Nationale Plattform Zukunft der Mobilität – unter diesem sperrigen Namen lässt die Bundesregierung in einer Kommission Ideen und Konzepte für eine neue Mobilität entwickeln. Hier soll der ganz große Wurf gefunden werden: Klimaschutz, alternative Antriebe und Kraftstoffe, automatisiertes Fahren und neue Mobilitätskonzepte sowie Standort- und Bildungspolitik sollen unter einen Hut gebracht werden.

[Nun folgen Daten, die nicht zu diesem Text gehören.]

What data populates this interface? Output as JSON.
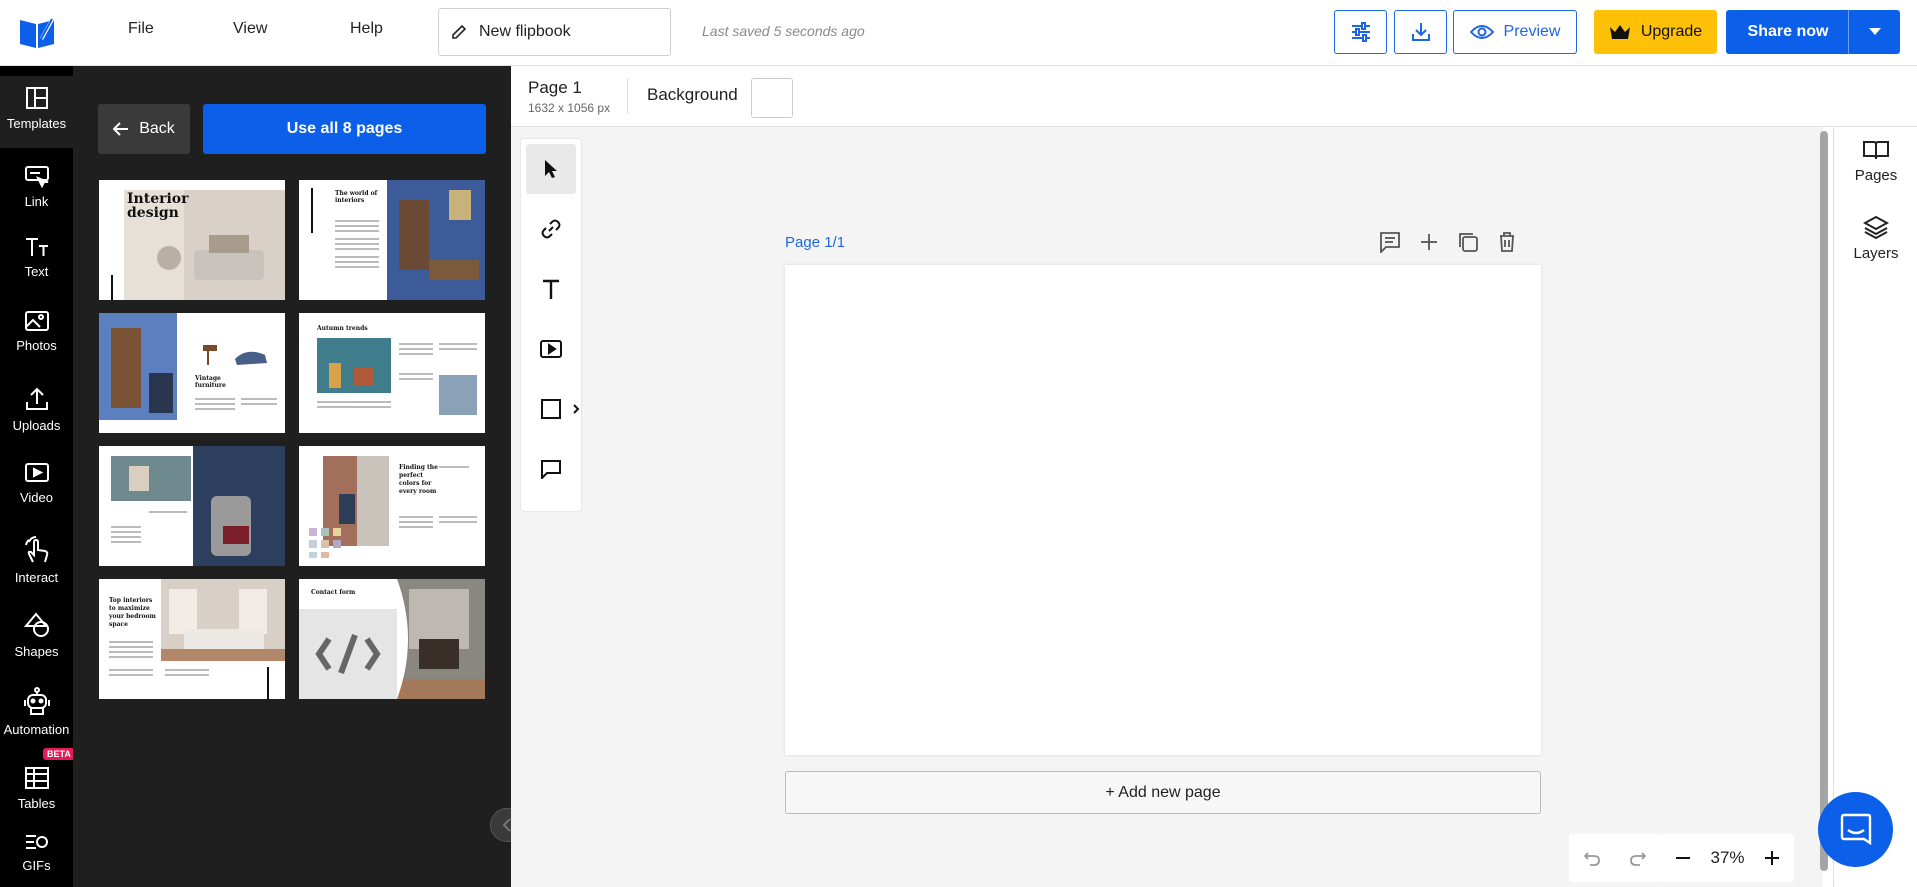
{
  "header": {
    "menu": [
      "File",
      "View",
      "Help"
    ],
    "title": "New flipbook",
    "last_saved": "Last saved 5 seconds ago",
    "preview_label": "Preview",
    "upgrade_label": "Upgrade",
    "share_label": "Share now",
    "accent_color": "#0b5fe8",
    "upgrade_color": "#ffc107"
  },
  "rail": {
    "items": [
      {
        "label": "Templates",
        "icon": "templates-icon"
      },
      {
        "label": "Link",
        "icon": "link-icon"
      },
      {
        "label": "Text",
        "icon": "text-icon"
      },
      {
        "label": "Photos",
        "icon": "photos-icon"
      },
      {
        "label": "Uploads",
        "icon": "uploads-icon"
      },
      {
        "label": "Video",
        "icon": "video-icon"
      },
      {
        "label": "Interact",
        "icon": "interact-icon"
      },
      {
        "label": "Shapes",
        "icon": "shapes-icon"
      },
      {
        "label": "Automation",
        "icon": "automation-icon"
      },
      {
        "label": "Tables",
        "icon": "tables-icon"
      },
      {
        "label": "GIFs",
        "icon": "gifs-icon"
      }
    ],
    "beta_badge": "BETA"
  },
  "templates": {
    "back_label": "Back",
    "use_all_label": "Use all 8 pages",
    "thumbnails": [
      {
        "heading": "Interior design"
      },
      {
        "heading": "The world of interiors"
      },
      {
        "heading": "Vintage furniture"
      },
      {
        "heading": "Autumn trends"
      },
      {
        "heading": ""
      },
      {
        "heading": "Finding the perfect colors for every room"
      },
      {
        "heading": "Top interiors to maximize your bedroom space"
      },
      {
        "heading": "Contact form"
      }
    ]
  },
  "page_bar": {
    "page_name": "Page 1",
    "dimensions": "1632 x 1056 px",
    "background_label": "Background"
  },
  "canvas": {
    "page_label": "Page 1/1",
    "add_page_label": "+ Add new page",
    "zoom": "37%"
  },
  "right_panel": {
    "pages_label": "Pages",
    "layers_label": "Layers"
  }
}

Und wenn man gerade dabei ist, dann soll man auch die sogenannte Sektorkopplung, die Verknüpfung der Verkehrs- und Energienetze, mit bedenken und das Ganze in Normen und Regeln gießen. Nicht weniger also, als die komplette Umkremplung des Rückgrats der deutschen Wirtschaft. Nach Wunsch der Bundesregierung bislang aber offenbar ohne öffentliche Transparenz oder Beteiligung.

Die IG BCE kann das nicht hinnehmen. Die Kommissionsarbeit berührt zentrale Interessen ihrer Mitglieder. Fast alle Branchen, die die Gewerkschaft vertritt, liefern Produkte und Dienstleistungen für den Mobilitätssektor. Insbesondere die Fahrzeugindustrie hat eine herausragende Bedeutung für die Beschäftigten im Organisationsbereich der IG BCE. Etwa 200 000 Mitglieder, also etwa ein Drittel, sind direkt oder indirekt von der Fahrzeugindustrie abhängig. Nicht zu vergessen: Der Mobilitätssektor ist ein riesiger Energiekonsument mit hohem CO2-Ausstoß. Jährlich verbraucht der Sektor rund 750 Terawattstunden pro Jahr, das entspricht der Leistung von hundert großen Kraftwerken. Das hat Einfluss auf die gesamte Energiepolitik.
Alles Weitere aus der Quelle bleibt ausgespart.